The following looks at the spirituality of the Review of the Day as it was expressed by St. Ignatius.
Ignatius didn't invent the Review of the Day. However, he did understand it's key points very well and focussed it in a way that had not been part of previous practice - using the review to identify where one could best respond to the call of God in one's life tomorrow. For
Ignatius the Review went from life to life. It was not to be an excuse to escape life but rather a resounding 'Yes' to the life that God was unfolding.
While the Review is a method, and in that sense a discipline, Ignatius was always concerned that the method didn't rule the 'man'.
God sees and knows what is best for each one and, as he knows all, he shows each the road to take. On our part we can with his grace seek and test the way forward in many different fashions, so that a person goes forward by that way which for them is the clearest and happiest and most blessed in this life.
So as you use the process, 'in the way of Mary', remember the wisdom of Ignatius and trust that the Spirit will lead you in ways that are uniquely suited to you. Once you feel you have built a strong foundation by using the standard process, you will change and adapt the process to fit your unfolding sense of how the Spirit is leading you.
Some guideposts that Ignatius offers us:
Keep it concrete and avoid the abstract. Especially be careful of spiritualising life. We don't have to drag- God into our lives, God is powerfully and intimately present.
Become absorbed in the reality of your life. Look, Listen andwonder. Take in all that God is doing in your life and be 'taken over' by God in your life.
How do we know our prayer is 'with God'? By the fruits ofour lives! Are we more open to God? Are we less self focussed, more selfless in service of our brothers and sisters? Are we becoming less pretentious, less rigid, more true? Are our relationships with others becoming more authentic, less role-playing? Are we growing in hope and love?
Be careful of illusion. It is very easy to be building one's own kingdom. The key here is to become more and more 'familiar' with God.

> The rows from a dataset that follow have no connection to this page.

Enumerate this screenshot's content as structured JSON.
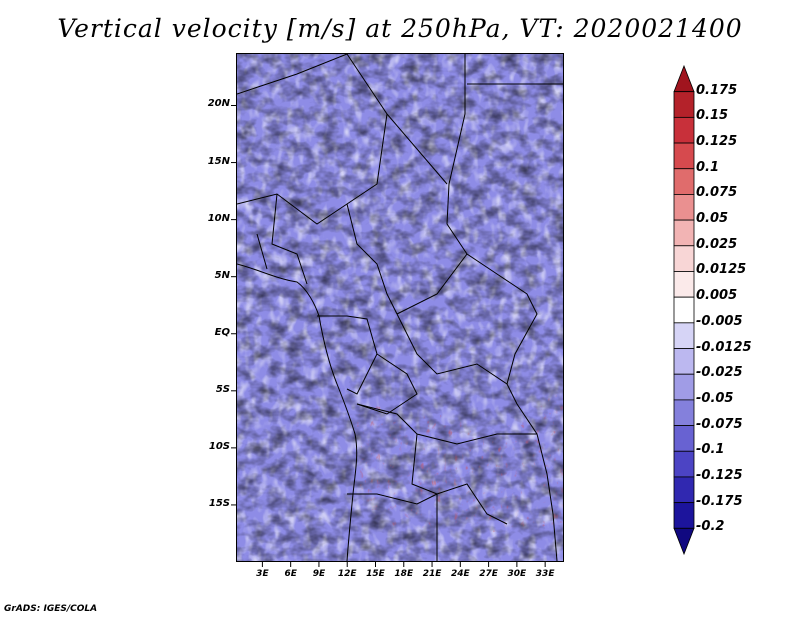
{
  "title": "Vertical velocity [m/s] at 250hPa, VT: 2020021400",
  "credit": "GrADS: IGES/COLA",
  "axes": {
    "latitudes": [
      {
        "value": 20,
        "label": "20N"
      },
      {
        "value": 15,
        "label": "15N"
      },
      {
        "value": 10,
        "label": "10N"
      },
      {
        "value": 5,
        "label": "5N"
      },
      {
        "value": 0,
        "label": "EQ"
      },
      {
        "value": -5,
        "label": "5S"
      },
      {
        "value": -10,
        "label": "10S"
      },
      {
        "value": -15,
        "label": "15S"
      }
    ],
    "longitudes": [
      {
        "value": 3,
        "label": "3E"
      },
      {
        "value": 6,
        "label": "6E"
      },
      {
        "value": 9,
        "label": "9E"
      },
      {
        "value": 12,
        "label": "12E"
      },
      {
        "value": 15,
        "label": "15E"
      },
      {
        "value": 18,
        "label": "18E"
      },
      {
        "value": 21,
        "label": "21E"
      },
      {
        "value": 24,
        "label": "24E"
      },
      {
        "value": 27,
        "label": "27E"
      },
      {
        "value": 30,
        "label": "30E"
      },
      {
        "value": 33,
        "label": "33E"
      }
    ],
    "lat_range": [
      -20,
      24.6
    ],
    "lon_range": [
      0.2,
      35
    ]
  },
  "colorbar": {
    "labels": [
      "0.175",
      "0.15",
      "0.125",
      "0.1",
      "0.075",
      "0.05",
      "0.025",
      "0.0125",
      "0.005",
      "-0.005",
      "-0.0125",
      "-0.025",
      "-0.05",
      "-0.075",
      "-0.1",
      "-0.125",
      "-0.175",
      "-0.2"
    ],
    "colors": [
      "#a0141e",
      "#b4222a",
      "#c8303a",
      "#d64a4e",
      "#e06c6c",
      "#ea9090",
      "#f2b4b4",
      "#f8d6d6",
      "#fbeaea",
      "#ffffff",
      "#d6d4f6",
      "#bcb8f0",
      "#a09ce6",
      "#8480dc",
      "#6862d2",
      "#4c44c4",
      "#3028b0",
      "#1c149c",
      "#100880"
    ]
  }
}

This doesn't happen only in prayer. We discover and live out the 'mind of God' in all the aspects of our lives. Live fully, it is enough to be human instruments in God's service. Desire to be used so that God may be God in his world.
Many would connect the concept of discernment with the Review of the Day. Certainly the Review can be a powerful tool in the discernment process. For many though, discernment has become more a methodology for decision making, rather than a way of becoming'more familiar with the mind of God'.
Once it was suggested to me by a Jesuit that discernment is like the smell of an onion. When we first experience an onion close up it leaves an indelible mark upon us. Not only in our mind, but in all our senses. We have had a life-experience of the onion. We know the smell of the onion. So it can be with God.
If we truly enter into our lived experience of God, allow ourselves to know God with all our senses, body, spirit, mind, we can know the smell of God. Then as we live out our lives, no matter where we journey, we will always know when we are in the presence of God because we know God's smell. Discernment becomes the process of being always attentive to the smell of God and then the spiritual life becomes simply a case of following one's nose.